Boris Johnson’s government has formulated its first actual policy and will give details later today, when it is expected to announce that taking a supermarket trolley, even one of those small ones, to the self-service checkouts in the supermarket will become subject to an on-the-spot fine handed out by 20,000 new PCSOs.
Mr Johnson said: ‘I became acutely aware of this sickening behaviour, when in an attempt to buy sandwich and Coke for for a quick lunch, I found all four self service tills in my Sainsbury’s Local were being used by queues of people with their trolleys so full that they were almost touching the ceiling tiles.’
‘I was completely inconvenienced and had to hand my purchases to my Personal Security Officer to queue for me. I knew then that something had to be done immediately if I am not to be similarly inconvenienced again.’
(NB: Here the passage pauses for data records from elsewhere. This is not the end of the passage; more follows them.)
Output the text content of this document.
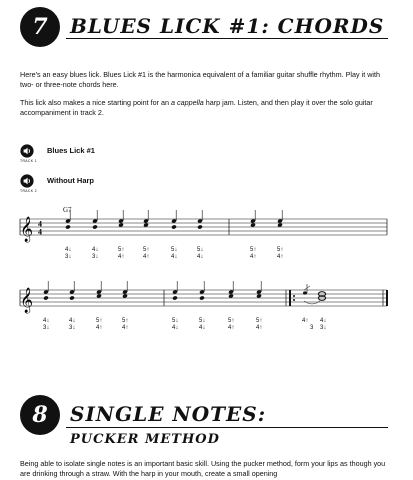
7	BLUES LICK #1: CHORDS

Here's an easy blues lick. Blues Lick #1 is the harmonica equivalent of a familiar guitar shuffle rhythm. Play it with two- or three-note chords here.

This lick also makes a nice starting point for an a cappella harp jam. Listen, and then play it over the solo guitar accompaniment in track 2.

Blues Lick #1
TRACK 1
Without Harp
TRACK 2
𝄞 4
4
G7
4↓
3↓
4↓
3↓
5↑
4↑
5↑
4↑
5↓
4↓
5↓
4↓
5↑
4↑
5↑
4↑
𝄞
4↓
3↓
4↓
3↓
5↑
4↑
5↑
4↑
5↓
4↓
5↓
4↓
5↑
4↑
5↑
4↑
4↑
3
4↓
3↓
8	SINGLE NOTES:
PUCKER METHOD

Being able to isolate single notes is an important basic skill. Using the pucker method, form your lips as though you are drinking through a straw. With the harp in your mouth, create a small opening
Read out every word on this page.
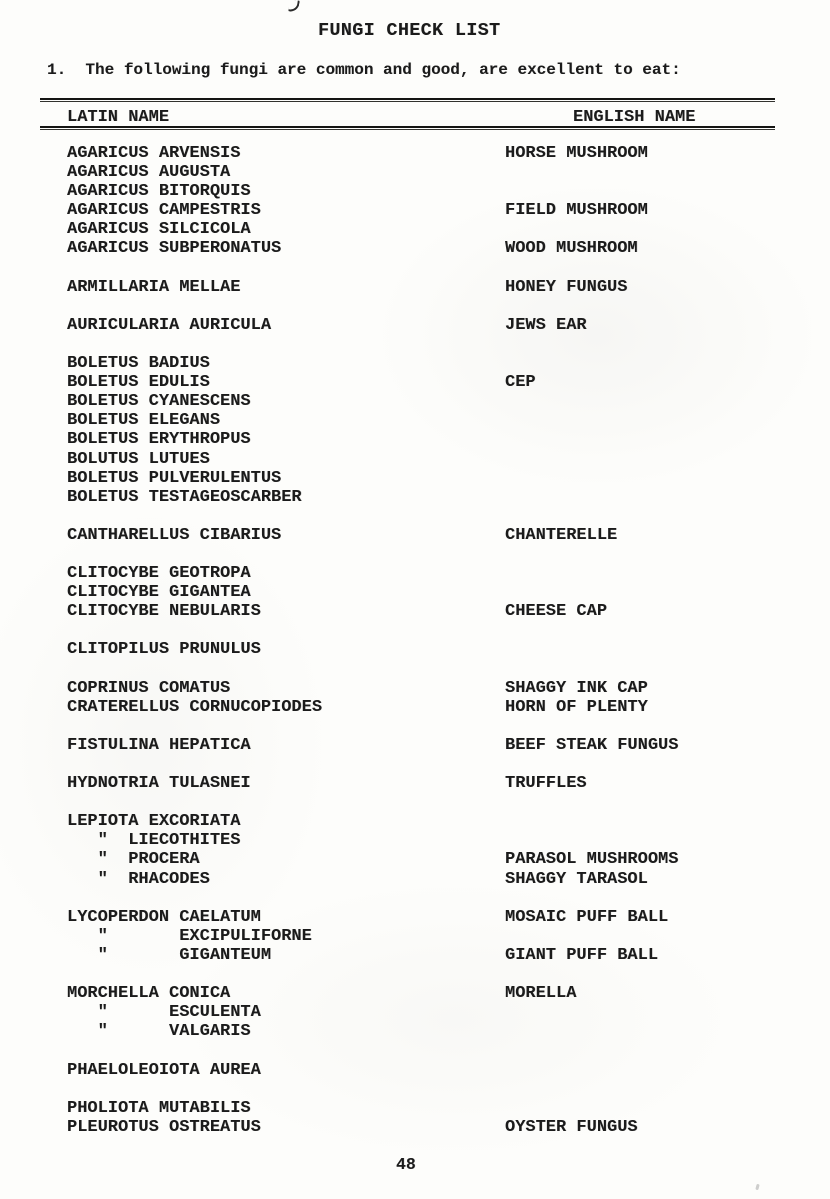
FUNGI CHECK LIST
1.  The following fungi are common and good, are excellent to eat:
LATIN NAME	ENGLISH NAME
AGARICUS ARVENSIS	HORSE MUSHROOM
AGARICUS AUGUSTA
AGARICUS BITORQUIS
AGARICUS CAMPESTRIS	FIELD MUSHROOM
AGARICUS SILCICOLA
AGARICUS SUBPERONATUS	WOOD MUSHROOM
ARMILLARIA MELLAE	HONEY FUNGUS
AURICULARIA AURICULA	JEWS EAR
BOLETUS BADIUS
BOLETUS EDULIS	CEP
BOLETUS CYANESCENS
BOLETUS ELEGANS
BOLETUS ERYTHROPUS
BOLUTUS LUTUES
BOLETUS PULVERULENTUS
BOLETUS TESTAGEOSCARBER
CANTHARELLUS CIBARIUS	CHANTERELLE
CLITOCYBE GEOTROPA
CLITOCYBE GIGANTEA
CLITOCYBE NEBULARIS	CHEESE CAP
CLITOPILUS PRUNULUS
COPRINUS COMATUS	SHAGGY INK CAP
CRATERELLUS CORNUCOPIODES	HORN OF PLENTY
FISTULINA HEPATICA	BEEF STEAK FUNGUS
HYDNOTRIA TULASNEI	TRUFFLES
LEPIOTA EXCORIATA
"  LIECOTHITES
"  PROCERA	PARASOL MUSHROOMS
"  RHACODES	SHAGGY TARASOL
LYCOPERDON CAELATUM	MOSAIC PUFF BALL
"       EXCIPULIFORNE
"       GIGANTEUM	GIANT PUFF BALL
MORCHELLA CONICA	MORELLA
"      ESCULENTA
"      VALGARIS
PHAELOLEOIOTA AUREA
PHOLIOTA MUTABILIS
PLEUROTUS OSTREATUS	OYSTER FUNGUS
48
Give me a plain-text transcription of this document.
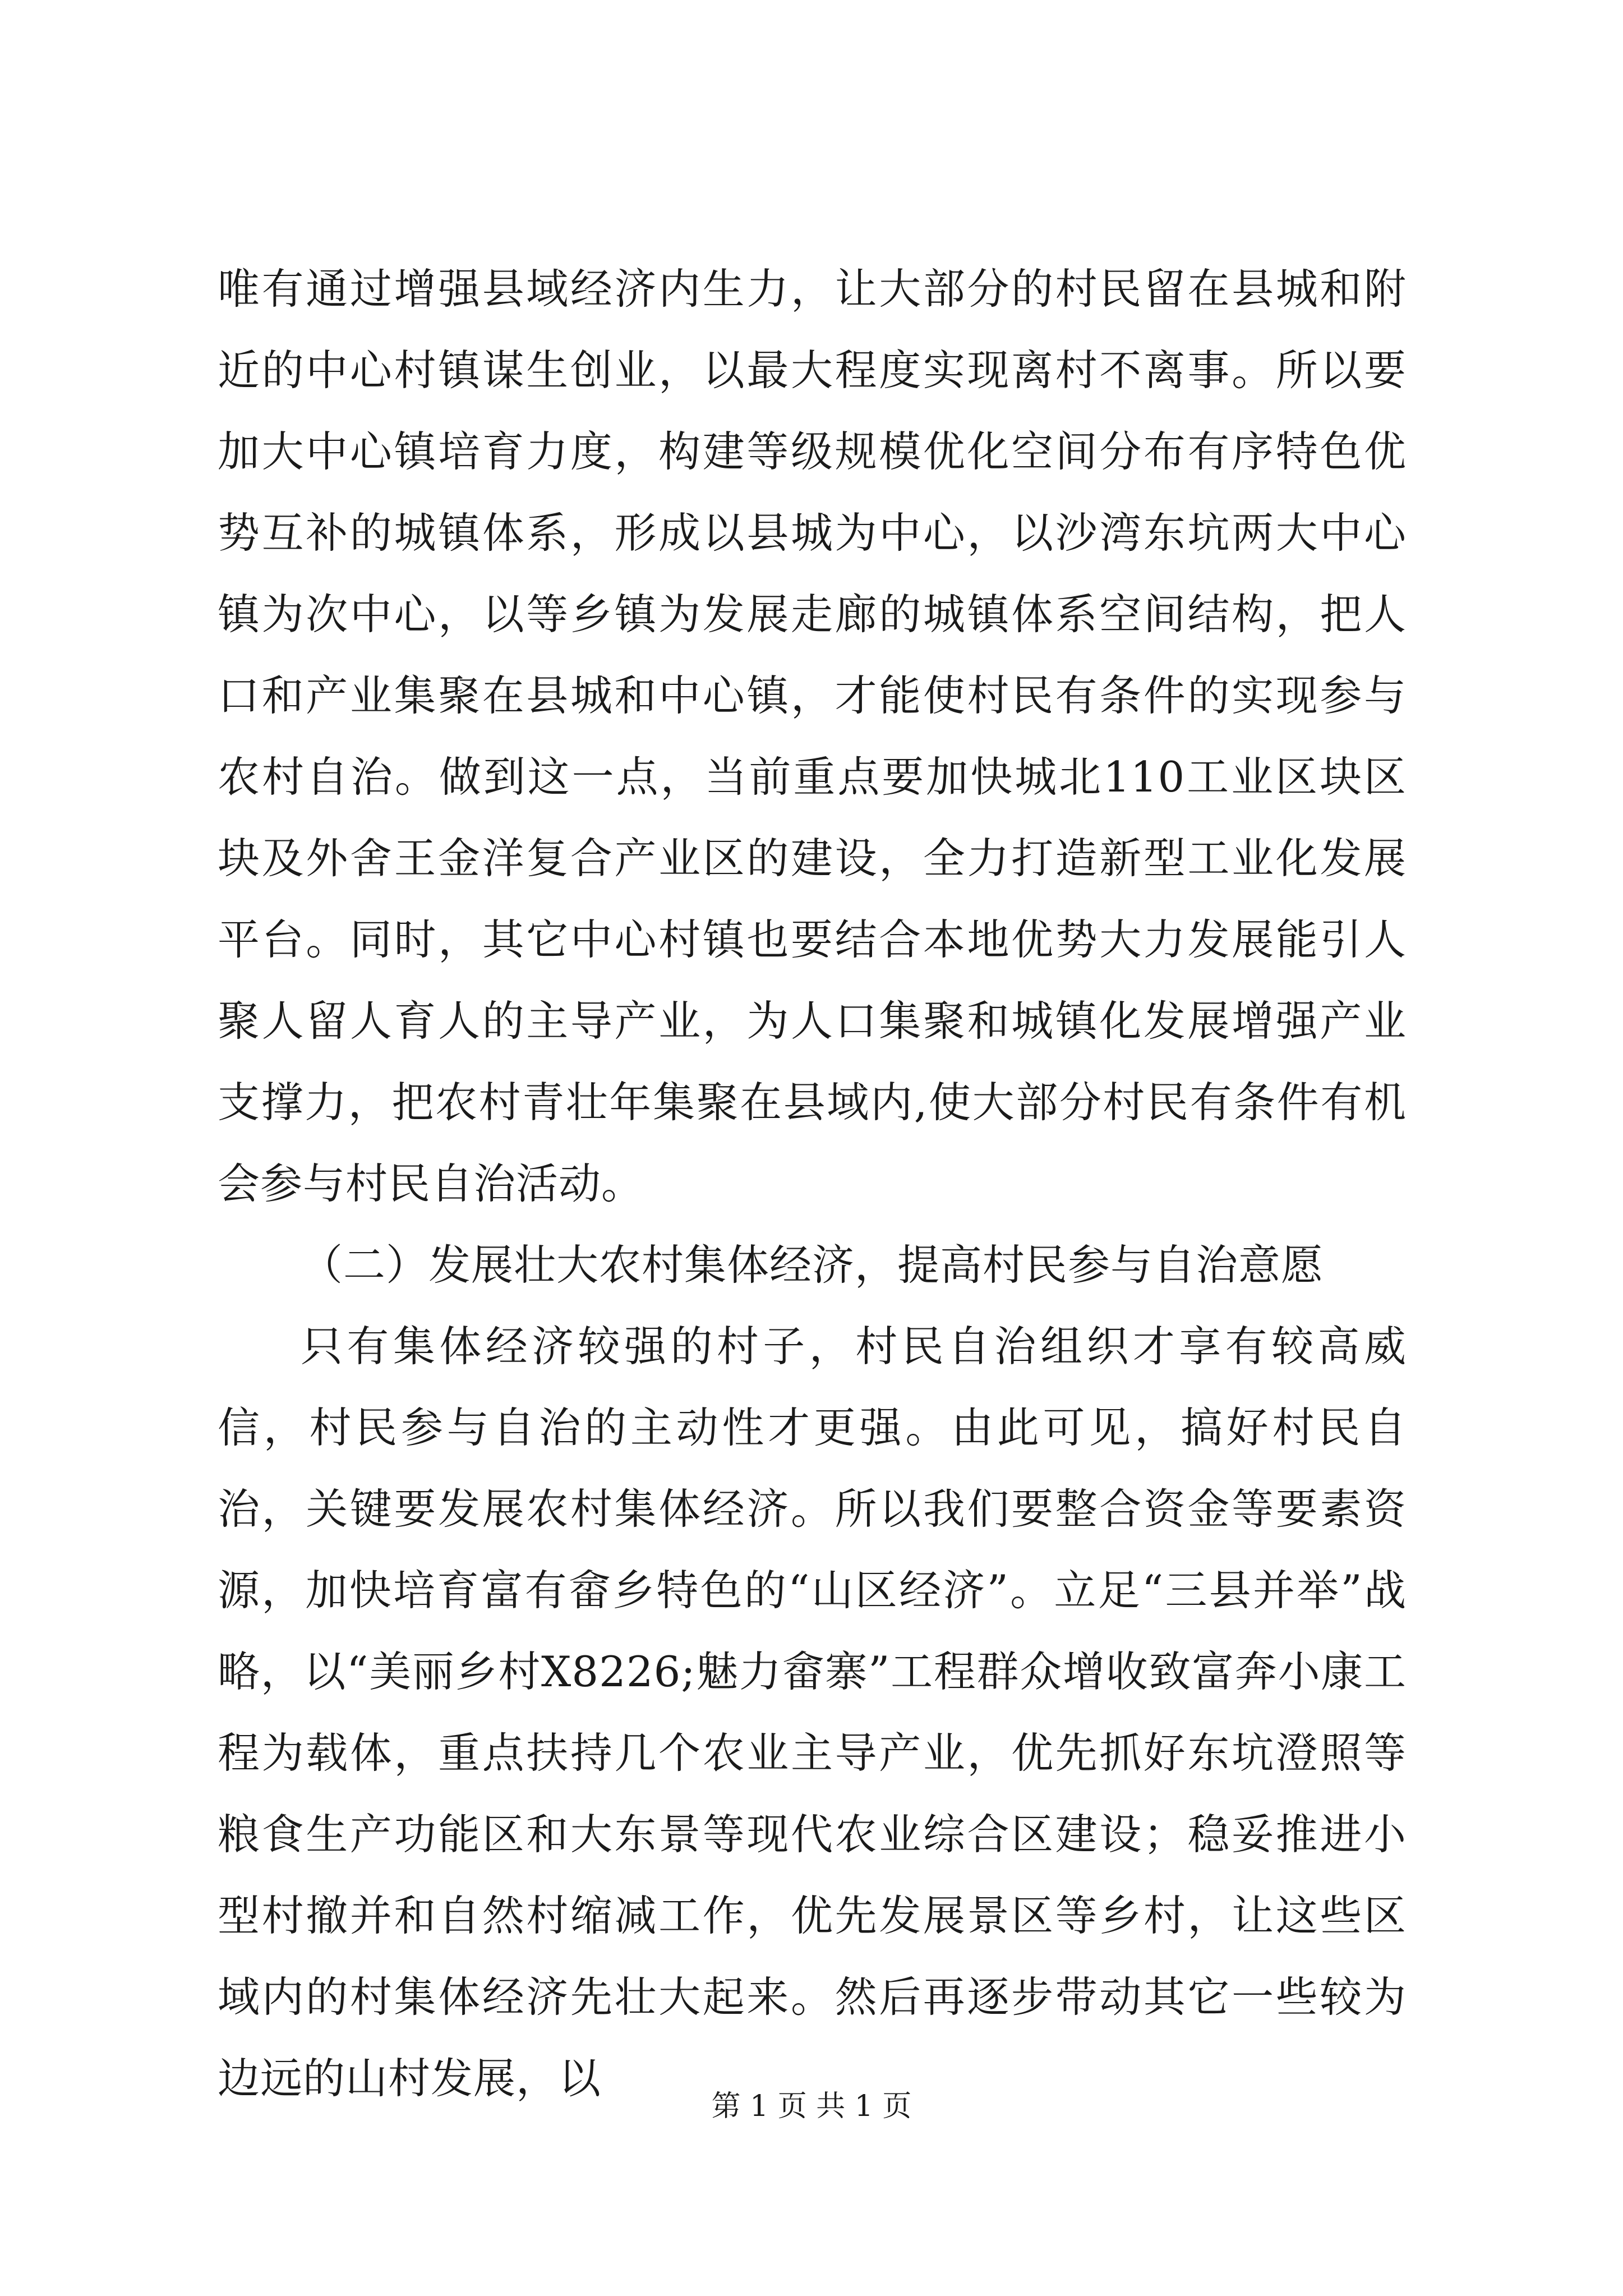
唯有通过增强县域经济内生力，让大部分的村民留在县城和附近的中心村镇谋生创业，以最大程度实现离村不离事。所以要加大中心镇培育力度，构建等级规模优化空间分布有序特色优势互补的城镇体系，形成以县城为中心，以沙湾东坑两大中心镇为次中心，以等乡镇为发展走廊的城镇体系空间结构，把人口和产业集聚在县城和中心镇，才能使村民有条件的实现参与农村自治。做到这一点，当前重点要加快城北110工业区块区块及外舍王金洋复合产业区的建设，全力打造新型工业化发展平台。同时，其它中心村镇也要结合本地优势大力发展能引人聚人留人育人的主导产业，为人口集聚和城镇化发展增强产业支撑力，把农村青壮年集聚在县域内,使大部分村民有条件有机会参与村民自治活动。

（二）发展壮大农村集体经济，提高村民参与自治意愿

只有集体经济较强的村子，村民自治组织才享有较高威信，村民参与自治的主动性才更强。由此可见，搞好村民自治，关键要发展农村集体经济。所以我们要整合资金等要素资源，加快培育富有畲乡特色的“山区经济”。立足“三县并举”战略，以“美丽乡村X8226;魅力畲寨”工程群众增收致富奔小康工程为载体，重点扶持几个农业主导产业，优先抓好东坑澄照等粮食生产功能区和大东景等现代农业综合区建设；稳妥推进小型村撤并和自然村缩减工作，优先发展景区等乡村，让这些区域内的村集体经济先壮大起来。然后再逐步带动其它一些较为边远的山村发展，以

第 1 页 共 1 页
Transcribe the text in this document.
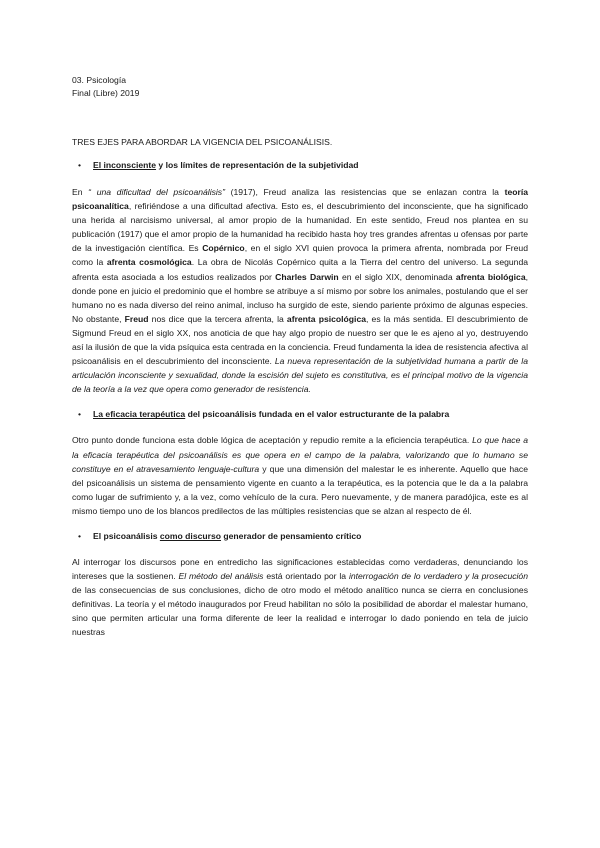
03. Psicología
Final (Libre) 2019
TRES EJES PARA ABORDAR LA VIGENCIA DEL PSICOANÁLISIS.
•	El inconsciente y los límites de representación de la subjetividad
En “ una dificultad del psicoanálisis” (1917), Freud analiza las resistencias que se enlazan contra la teoría psicoanalítica, refiriéndose a una dificultad afectiva. Esto es, el descubrimiento del inconsciente, que ha significado una herida al narcisismo universal, al amor propio de la humanidad. En este sentido, Freud nos plantea en su publicación (1917) que el amor propio de la humanidad ha recibido hasta hoy tres grandes afrentas u ofensas por parte de la investigación científica. Es Copérnico, en el siglo XVI quien provoca la primera afrenta, nombrada por Freud como la afrenta cosmológica. La obra de Nicolás Copérnico quita a la Tierra del centro del universo. La segunda afrenta esta asociada a los estudios realizados por Charles Darwin en el siglo XIX, denominada afrenta biológica, donde pone en juicio el predominio que el hombre se atribuye a sí mismo por sobre los animales, postulando que el ser humano no es nada diverso del reino animal, incluso ha surgido de este, siendo pariente próximo de algunas especies. No obstante, Freud nos dice que la tercera afrenta, la afrenta psicológica, es la más sentida. El descubrimiento de Sigmund Freud en el siglo XX, nos anoticia de que hay algo propio de nuestro ser que le es ajeno al yo, destruyendo así la ilusión de que la vida psíquica esta centrada en la concienci​a. Freud fundamenta la idea de resistencia afectiva al psicoanálisis en el descubrimiento del inconsciente. La nueva representación de la subjetividad humana a partir de la articulación inconsciente y sexualidad, donde la escisión del sujeto es constitutiva, es el principal motivo de la vigencia de la teoría a la vez que opera como generador de resistencia.
•	La eficacia terapéutica del psicoanálisis fundada en el valor estructurante de la palabra
Otro punto donde funciona esta doble lógica de aceptación y repudio remite a la eficiencia terapéutica. Lo que hace a la eficacia terapéutica del psicoanálisis es que opera en el campo de la palabra, valorizando que lo humano se constituye en el atravesamiento lenguaje-cultura y que una dimensión del malestar le es inherente. Aquello que hace del psicoanálisis un sistema de pensamiento vigente en cuanto a la terapéutica, es la potencia que le da a la palabra como lugar de sufrimiento y, a la vez, como vehículo de la cura. Pero nuevamente, y de manera paradójica, este es al mismo tiempo uno de los blancos predilectos de las múltiples resistencias que se alzan al respecto de él.
•	El psicoanálisis como discurso generador de pensamiento crítico
Al interrogar los discursos pone en entredicho las significaciones establecidas como verdaderas, denunciando los intereses que la sostienen. El método del análisis está orientado por la interrogación de lo verdadero y la prosecución de las consecuencias de sus conclusiones, dicho de otro modo el método analítico nunca se cierra en conclusiones definitivas. La teoría y el método inaugurados por Freud habilitan no sólo la posibilidad de abordar el malestar humano, sino que permiten articular una forma diferente de leer la realidad e interrogar lo dado poniendo en tela de juicio nuestras
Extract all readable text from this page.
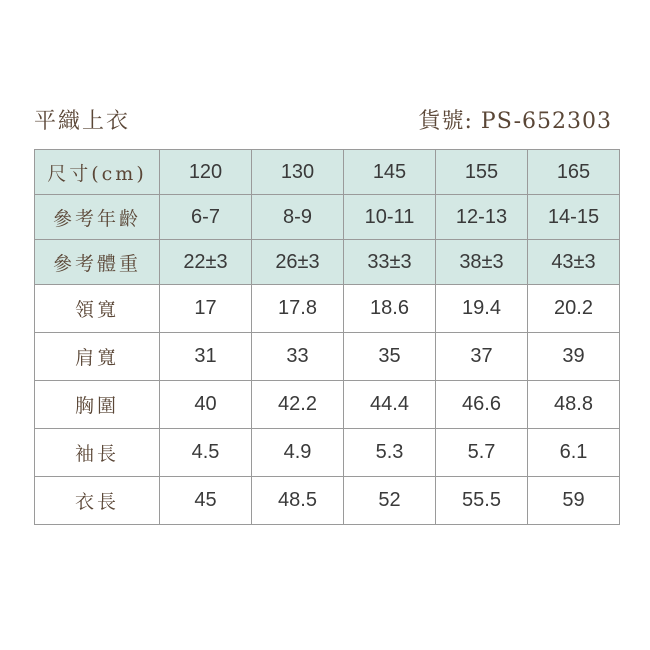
平織上衣	貨號: PS-652303
尺寸(cm)	120	130	145	155	165
參考年齡	6-7	8-9	10-11	12-13	14-15
參考體重	22±3	26±3	33±3	38±3	43±3
領寬	17	17.8	18.6	19.4	20.2
肩寬	31	33	35	37	39
胸圍	40	42.2	44.4	46.6	48.8
袖長	4.5	4.9	5.3	5.7	6.1
衣長	45	48.5	52	55.5	59
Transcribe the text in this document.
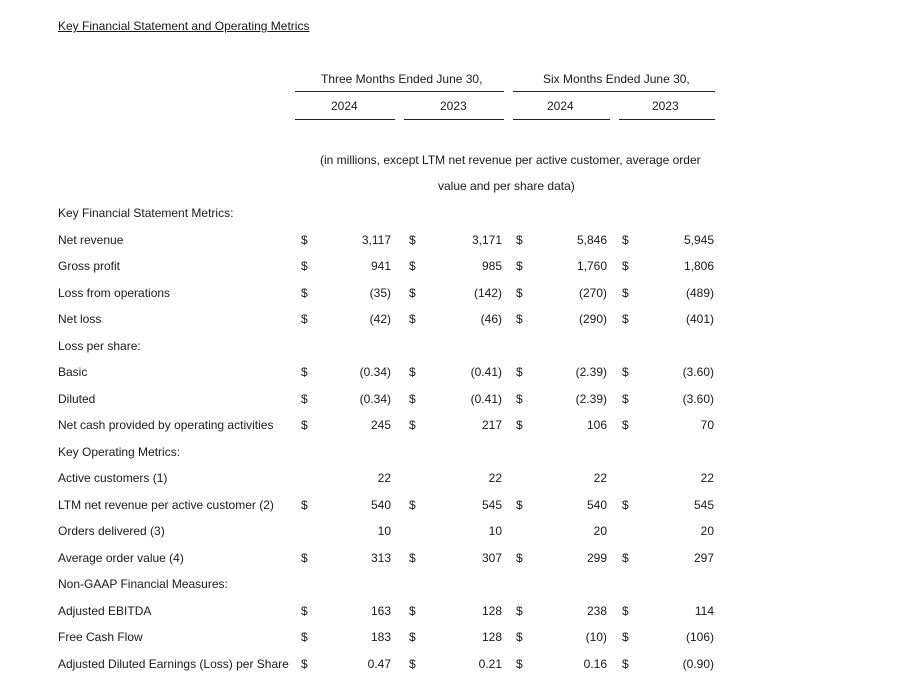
Key Financial Statement and Operating Metrics
Three Months Ended June 30,	Six Months Ended June 30,
2024	2023	2024	2023
(in millions, except LTM net revenue per active customer, average order
value and per share data)
Key Financial Statement Metrics:
Net revenue	$	3,117 $	3,171 $	5,846 $	5,945
Gross profit	$	941 $	985 $	1,760 $	1,806
Loss from operations	$	(35) $	(142) $	(270) $	(489)
Net loss	$	(42) $	(46) $	(290) $	(401)
Loss per share:
Basic	$	(0.34) $	(0.41) $	(2.39) $	(3.60)
Diluted	$	(0.34) $	(0.41) $	(2.39) $	(3.60)
Net cash provided by operating activities $	245 $	217 $	106 $	70
Key Operating Metrics:
Active customers (1)	22	22	22	22
LTM net revenue per active customer (2) $	540 $	545 $	540 $	545
Orders delivered (3)	10	10	20	20
Average order value (4)	$	313 $	307 $	299 $	297
Non-GAAP Financial Measures:
Adjusted EBITDA	$	163 $	128 $	238 $	114
Free Cash Flow	$	183 $	128 $	(10) $	(106)
Adjusted Diluted Earnings (Loss) per Share $	0.47 $	0.21 $	0.16 $	(0.90)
‘Brian Samuels, a supermarket industry expert told reporters: ‘Self-service checkouts were introduced by our members, not as a way to to assist customers with fewer items than ten to pay quickly, but simply to sack poorly performing supermarket checkout staff.’
‘The fact these checkouts have actually become popular, despite them malfunctioning during almost every transaction, is an added bonus. The ultimate plan by the big four operators now is to make every till self-service by 2025, an initiative they call – sod people – maximise profits‘.
Shoppers across the land have welcomed the news. Barry from Greenwich said: ‘I knew Boris would get this country sorted out, good on you, mate. You wouldn’t see that beardy Corbyn prick come up with a plan like this.’
And Daphne, an eighty-four year-old blue rinse pensioner, Tory Party Member from Droitwich agrees. She said: ‘I only buy two packets of cream crackers and a jar of fish paste every week and I hate queuing. I like the do-it-yourself tills, it means that I can now pay for my stuff without having to interact with all these foreigners the supermarkets seem to be employing these days.’
‘And at least when the till speaks to me it’s possible to actually understand what it’s saying. I quite enjoy my little chats, and to tell you the truth, it’s the only company I get all week.’